Every once in a while, a movie adaptation manages to completely exceed the source material. Women Talking does just this. Phenomenal performances combined with a message of women fighting back make for a viscerally uncomfortable yet necessary experience. This is both a timely and timeless story, that needs to be told now more than ever. The encapsulation of female rage is both moving and enthralling to watch.
Sarah Polley is one of the most talented directors working today, and is too often underrated. This movie is nothing less than her magnum opus. Her vision is clear in every shot. Wide camera shots of the entire community feel claustrophobic. Scenes in the enclosed barn feel open and free. This dichotomy is balanced exceptionally well throughout the movie. There isn’t a single wasted shot nor a wasted moment.

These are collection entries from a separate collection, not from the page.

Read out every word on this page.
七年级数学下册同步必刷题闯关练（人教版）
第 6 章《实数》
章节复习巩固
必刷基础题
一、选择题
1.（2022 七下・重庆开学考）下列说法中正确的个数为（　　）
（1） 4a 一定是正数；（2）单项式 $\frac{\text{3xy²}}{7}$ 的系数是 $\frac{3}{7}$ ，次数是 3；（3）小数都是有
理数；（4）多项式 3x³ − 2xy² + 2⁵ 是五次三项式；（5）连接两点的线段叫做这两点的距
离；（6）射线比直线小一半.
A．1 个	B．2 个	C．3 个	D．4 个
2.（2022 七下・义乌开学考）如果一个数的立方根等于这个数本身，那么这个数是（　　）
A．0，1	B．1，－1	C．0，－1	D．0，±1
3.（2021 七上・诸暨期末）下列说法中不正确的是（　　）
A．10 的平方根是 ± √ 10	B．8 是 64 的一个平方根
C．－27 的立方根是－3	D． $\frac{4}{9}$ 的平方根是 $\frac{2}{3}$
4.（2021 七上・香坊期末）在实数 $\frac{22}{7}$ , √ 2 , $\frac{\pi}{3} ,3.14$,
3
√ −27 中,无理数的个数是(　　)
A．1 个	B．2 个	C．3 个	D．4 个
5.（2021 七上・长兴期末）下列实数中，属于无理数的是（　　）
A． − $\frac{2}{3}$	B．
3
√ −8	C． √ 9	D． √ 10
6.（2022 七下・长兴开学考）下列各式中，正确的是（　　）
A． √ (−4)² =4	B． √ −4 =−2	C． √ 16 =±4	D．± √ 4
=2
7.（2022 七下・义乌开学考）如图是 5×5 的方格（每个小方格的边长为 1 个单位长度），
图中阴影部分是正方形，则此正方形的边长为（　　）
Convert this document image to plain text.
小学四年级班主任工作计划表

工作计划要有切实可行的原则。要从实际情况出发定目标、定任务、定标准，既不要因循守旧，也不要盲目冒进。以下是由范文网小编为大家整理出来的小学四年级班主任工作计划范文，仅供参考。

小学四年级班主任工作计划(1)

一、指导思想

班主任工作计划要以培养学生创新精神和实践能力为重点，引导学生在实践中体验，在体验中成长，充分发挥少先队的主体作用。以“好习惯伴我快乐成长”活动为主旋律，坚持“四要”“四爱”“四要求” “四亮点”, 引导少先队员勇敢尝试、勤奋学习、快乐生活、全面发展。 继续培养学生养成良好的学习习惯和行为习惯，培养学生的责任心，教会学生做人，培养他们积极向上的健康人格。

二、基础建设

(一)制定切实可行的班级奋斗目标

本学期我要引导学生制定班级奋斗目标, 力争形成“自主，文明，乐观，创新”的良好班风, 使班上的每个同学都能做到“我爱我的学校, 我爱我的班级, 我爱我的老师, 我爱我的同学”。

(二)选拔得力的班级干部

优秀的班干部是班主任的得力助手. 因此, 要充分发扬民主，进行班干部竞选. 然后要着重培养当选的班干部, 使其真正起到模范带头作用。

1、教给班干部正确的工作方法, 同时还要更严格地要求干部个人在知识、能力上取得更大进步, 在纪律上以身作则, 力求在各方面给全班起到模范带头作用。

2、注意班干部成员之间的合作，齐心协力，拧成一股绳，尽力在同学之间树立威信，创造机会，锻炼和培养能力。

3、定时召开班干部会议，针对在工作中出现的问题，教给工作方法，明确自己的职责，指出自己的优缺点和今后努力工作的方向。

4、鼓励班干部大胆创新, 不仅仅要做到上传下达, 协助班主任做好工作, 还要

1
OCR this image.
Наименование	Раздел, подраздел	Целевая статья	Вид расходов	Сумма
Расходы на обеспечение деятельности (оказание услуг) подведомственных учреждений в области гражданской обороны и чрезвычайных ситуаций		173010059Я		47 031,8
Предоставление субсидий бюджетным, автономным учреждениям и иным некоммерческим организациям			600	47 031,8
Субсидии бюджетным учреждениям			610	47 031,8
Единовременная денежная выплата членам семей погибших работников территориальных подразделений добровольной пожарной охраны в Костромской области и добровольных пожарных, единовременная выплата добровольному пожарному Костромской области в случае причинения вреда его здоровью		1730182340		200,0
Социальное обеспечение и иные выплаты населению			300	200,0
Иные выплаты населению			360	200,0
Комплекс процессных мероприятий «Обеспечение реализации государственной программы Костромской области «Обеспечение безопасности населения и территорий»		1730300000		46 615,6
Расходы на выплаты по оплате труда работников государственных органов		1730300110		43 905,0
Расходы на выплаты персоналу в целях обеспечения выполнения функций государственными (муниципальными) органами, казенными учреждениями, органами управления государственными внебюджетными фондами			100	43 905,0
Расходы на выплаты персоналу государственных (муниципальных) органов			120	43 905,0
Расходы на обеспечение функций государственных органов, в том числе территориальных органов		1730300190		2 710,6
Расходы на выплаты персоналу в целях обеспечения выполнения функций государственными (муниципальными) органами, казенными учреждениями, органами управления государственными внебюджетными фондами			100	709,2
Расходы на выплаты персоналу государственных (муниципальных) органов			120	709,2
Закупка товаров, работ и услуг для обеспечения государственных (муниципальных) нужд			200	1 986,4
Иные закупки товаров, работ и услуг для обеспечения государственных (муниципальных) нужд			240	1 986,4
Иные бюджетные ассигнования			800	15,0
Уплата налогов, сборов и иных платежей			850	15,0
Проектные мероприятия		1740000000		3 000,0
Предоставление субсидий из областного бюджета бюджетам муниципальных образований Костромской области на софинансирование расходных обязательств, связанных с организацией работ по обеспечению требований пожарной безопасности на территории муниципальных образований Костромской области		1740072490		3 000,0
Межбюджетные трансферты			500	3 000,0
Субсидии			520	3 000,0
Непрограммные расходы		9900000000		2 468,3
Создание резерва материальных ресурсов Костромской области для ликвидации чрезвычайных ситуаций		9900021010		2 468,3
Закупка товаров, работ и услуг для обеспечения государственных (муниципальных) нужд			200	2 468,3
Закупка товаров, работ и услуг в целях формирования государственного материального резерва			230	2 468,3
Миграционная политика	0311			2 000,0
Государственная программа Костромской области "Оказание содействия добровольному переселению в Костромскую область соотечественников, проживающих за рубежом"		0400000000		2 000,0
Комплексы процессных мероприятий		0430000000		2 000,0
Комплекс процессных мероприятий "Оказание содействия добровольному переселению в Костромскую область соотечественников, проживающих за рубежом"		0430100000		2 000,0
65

As a full disclosure, I personally did not care for the Miriam Toews novel on which this movie was based.. In fact, I found it mostly poorly written even if the story itself was a compelling one. It is certainly a necessary story to be told, and especially from someone with a background in this community. However, Polley was able to take the best parts of the source material, and combine her vision with incredible performances to distill a work of art.
It’s hard to know where to start when it comes to the powerhouse performances that carry this movie through. Rooney Mara is at her absolute best, leading the charge as a strong woman ready to venture out past the confines of her world. Her performance is contrasted against that of Jessie Buckley, who plays a woman fully committed to her faith and community. Claire Foy, however, is the star of every scene, displaying a righteous fury that every woman and non-binary person will recognize instantly.
Even the minor roles are stellar. Little Mosque on the Prairie fans can delight in Shelia McCarthy, a delightful and hilarious woman who is also fiercely committed to her faith. Frances McDormand makes use of her limited screen-time to deliver a terrifying and magnetic performance, as a woman entrenched in patriarchal values. August Winter is a phenomenal addition, bringing heart to their role as a member of the LGBTQ+ in such a repressive sub-society. In a movie centered around the experience of women, it seems odd to mention the one woman. However, Ben Whishaw makes an impact as the ally to end all allies.
While the entire story is a commentary on religion, there is no bashing of those with sincerely held beliefs, who see them as a way to better themselves and their communities. Rather, this story is a commentary on how these genuinely held beliefs can be manipulated and perverted by men of ill intentions. Religion at its best brings out the best in anyone. At its worst, it is a tool used by those of ill intent to create chaos, death, and destruction.
At its core, Women Talking is a meditation on women’s’ agency. It’s equally inspiring and heartbreaking, watching these women deliberate on their very fates. Watching each of them make cases for why they should leave or why they should stay and fight is a poignant way to illustrate that all we are not truly free unless all of us are free. It’s devastating to think that this is necessary in so many cases, when women have had their voices taken away for them.
Women Talking is one of the best movies of the year so far, and a clear frontrunner as awards season fast approaches. This is a compassionate look at what was a true story. Such decisions are made by women every day all around the world. May we all have the same courage to face our destinies.
Women Talking is in theatres December 2, 2022.